Teaching center helping instructors raise quality of online courses

The university’s Center for Excellence in Teaching and Learning is gearing up for the next phase of online teaching and learning – enhancing, expanding and improving what’s already being done.

While the university’s faculty and staff did an amazing job of moving more than 6,000 courses online in a very short time in the spring semester, said Diane Reddy, director of CETL, “We have this tremendous opportunity now to actually get in there and raise the quality of the online and blended courses we offer at UWM for the fall and beyond.”

During the two-week period this spring when courses were suddenly moved online, instructors learned quickly, used all their creativity and ingenuity and asked lots of questions, Reddy said. “They did it all with compassion for their students. They did an incredible job.”

Work this summer is focused on increased professional development for online and blended teaching, she said. “We’ve always been such a strong leader, with more high quality online courses than any institution, public or private, in the state of Wisconsin. Moving forward we’re looking at how we can enhance the quality of all our courses, whether they’re online, blended or face-to-face.”

Online or webinar

One key part of that effort is  two new formats for the Online and Blended Teaching Program. The program is now being offered to instructors in  both an asynchronous online format and a webinar version, with participants able to complete it in either version or in a mix of versions. Each core module in the webinar version will last an hour, with time set aside for questions, according to Reddy.

“We want to give programs to people to meet their preferences,” Reddy said. “Some people like to learn at their own pace. Others like a webinar where they have a lot of their questions answered.”

The six initial modules will focus on key topics: teaching online courses, engaging students, delivering content, building community, supporting students and evaluating the course. Instructors can earn a digital badge  for completing  the Online and Blended Teaching Program, and can earn the Certificate in Online and Blended Teaching sponsored by the provost if they also design a course and have it evaluated.

Different classes, different approaches

The next step will be creating six optional modules. One module, for example, would focus on teaching large enrollment courses.

“It’s quite different if you have 30 students as opposed to more than 50,” said Reddy. Another module would look at teaching online in different disciplines, focusing on broad topic areas such as the humanities, social studies and the professions, she added.

Other topics in the optional modules could include teaching blended and flipped courses, teaching synchronously; teaching labs online; teaching accelerated courses (such as summer and UWInterIM courses).

By mid-July, the goal is to offer the optional modules both asynchronously online and in a one-hour webinar format.

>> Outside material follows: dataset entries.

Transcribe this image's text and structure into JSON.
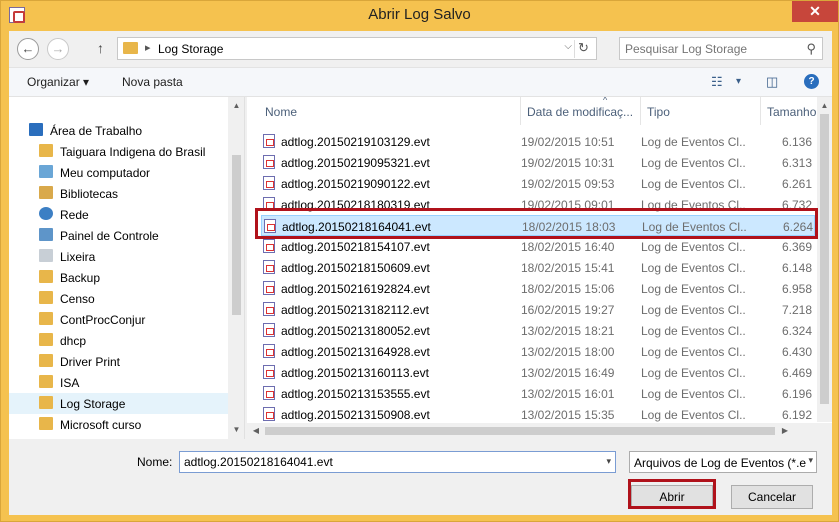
{
  "window": {
    "title": "Abrir Log Salvo",
    "close_glyph": "✕"
  },
  "nav": {
    "back_glyph": "←",
    "forward_glyph": "→",
    "up_glyph": "↑",
    "crumb_sep": "▸",
    "crumb": "Log Storage",
    "addr_dropdown": "⌵",
    "refresh_glyph": "↻",
    "search_placeholder": "Pesquisar Log Storage",
    "search_glyph": "⚲"
  },
  "toolbar": {
    "organize": "Organizar",
    "organize_arrow": "▾",
    "new_folder": "Nova pasta",
    "view_glyph": "☷",
    "view_arrow": "▾",
    "pane_glyph": "◫",
    "help_glyph": "?"
  },
  "sidebar": {
    "items": [
      {
        "label": "Área de Trabalho",
        "icon": "desk",
        "indent": 0
      },
      {
        "label": "Taiguara Indigena do Brasil",
        "icon": "folder",
        "indent": 1
      },
      {
        "label": "Meu computador",
        "icon": "pc",
        "indent": 1
      },
      {
        "label": "Bibliotecas",
        "icon": "lib",
        "indent": 1
      },
      {
        "label": "Rede",
        "icon": "net",
        "indent": 1
      },
      {
        "label": "Painel de Controle",
        "icon": "cp",
        "indent": 1
      },
      {
        "label": "Lixeira",
        "icon": "trash",
        "indent": 1
      },
      {
        "label": "Backup",
        "icon": "folder",
        "indent": 1
      },
      {
        "label": "Censo",
        "icon": "folder",
        "indent": 1
      },
      {
        "label": "ContProcConjur",
        "icon": "folder",
        "indent": 1
      },
      {
        "label": "dhcp",
        "icon": "folder",
        "indent": 1
      },
      {
        "label": "Driver Print",
        "icon": "folder",
        "indent": 1
      },
      {
        "label": "ISA",
        "icon": "folder",
        "indent": 1
      },
      {
        "label": "Log Storage",
        "icon": "folder",
        "indent": 1,
        "selected": true
      },
      {
        "label": "Microsoft curso",
        "icon": "folder",
        "indent": 1
      }
    ],
    "scroll_up": "▲",
    "scroll_down": "▼"
  },
  "columns": {
    "name": "Nome",
    "date": "Data de modificaç...",
    "type": "Tipo",
    "size": "Tamanho",
    "sort_glyph": "^"
  },
  "files": [
    {
      "name": "adtlog.20150219103129.evt",
      "date": "19/02/2015 10:51",
      "type": "Log de Eventos Cl...",
      "size": "6.136"
    },
    {
      "name": "adtlog.20150219095321.evt",
      "date": "19/02/2015 10:31",
      "type": "Log de Eventos Cl...",
      "size": "6.313"
    },
    {
      "name": "adtlog.20150219090122.evt",
      "date": "19/02/2015 09:53",
      "type": "Log de Eventos Cl...",
      "size": "6.261"
    },
    {
      "name": "adtlog.20150218180319.evt",
      "date": "19/02/2015 09:01",
      "type": "Log de Eventos Cl...",
      "size": "6.732"
    },
    {
      "name": "adtlog.20150218164041.evt",
      "date": "18/02/2015 18:03",
      "type": "Log de Eventos Cl...",
      "size": "6.264",
      "selected": true
    },
    {
      "name": "adtlog.20150218154107.evt",
      "date": "18/02/2015 16:40",
      "type": "Log de Eventos Cl...",
      "size": "6.369"
    },
    {
      "name": "adtlog.20150218150609.evt",
      "date": "18/02/2015 15:41",
      "type": "Log de Eventos Cl...",
      "size": "6.148"
    },
    {
      "name": "adtlog.20150216192824.evt",
      "date": "18/02/2015 15:06",
      "type": "Log de Eventos Cl...",
      "size": "6.958"
    },
    {
      "name": "adtlog.20150213182112.evt",
      "date": "16/02/2015 19:27",
      "type": "Log de Eventos Cl...",
      "size": "7.218"
    },
    {
      "name": "adtlog.20150213180052.evt",
      "date": "13/02/2015 18:21",
      "type": "Log de Eventos Cl...",
      "size": "6.324"
    },
    {
      "name": "adtlog.20150213164928.evt",
      "date": "13/02/2015 18:00",
      "type": "Log de Eventos Cl...",
      "size": "6.430"
    },
    {
      "name": "adtlog.20150213160113.evt",
      "date": "13/02/2015 16:49",
      "type": "Log de Eventos Cl...",
      "size": "6.469"
    },
    {
      "name": "adtlog.20150213153555.evt",
      "date": "13/02/2015 16:01",
      "type": "Log de Eventos Cl...",
      "size": "6.196"
    },
    {
      "name": "adtlog.20150213150908.evt",
      "date": "13/02/2015 15:35",
      "type": "Log de Eventos Cl...",
      "size": "6.192"
    }
  ],
  "hscroll": {
    "left": "◀",
    "right": "▶"
  },
  "bottom": {
    "name_label": "Nome:",
    "filename": "adtlog.20150218164041.evt",
    "filetype": "Arquivos de Log de Eventos (*.e",
    "dropdown_glyph": "▾",
    "open": "Abrir",
    "cancel": "Cancelar"
  },
  "colors": {
    "title_bg": "#f5c24f",
    "highlight": "#b0121b",
    "selected_row": "#cce8ff"
  }
}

CETL will be reaching out to instructors to gather and share exceptional teaching “artifacts”  that they’ve used successfully in their online and blended courses. The artifacts selected through the OBTP Commons Initiative will be shared through Canvas Commons. Incentives for selected contributions are being funded by the UW System’s Office of Academic Programs and Educational Innovation:

  • $500 for an entire course of exceptional quality
  • $200 for a course module of exceptional quality
  • $100 for an assignment, quiz, discussion, page, document, or video of exceptional quality

CETL will also  offer other new online teaching courses such as Canvas 4: Gradebook, Canvas 6: Content Delivery, and Canvas 7: Discussion and Groups, and continue to offer Proctorio, for proctoring tests.

Looking ahead to fall

A key focus for fall will be preparing new faculty and instructors, teaching assistants and others who are new to online teaching.

“I think our role in CETL is now that we did this, where can we go from here?” said Reddy. “We want to enhance the quality, not just of the courses that went up, but across the board as an institution.”

Information on accessing the self-paced and webinar versions of the Online and Blended Teaching program and the OBTP Commons Initiative is available through the CETL website.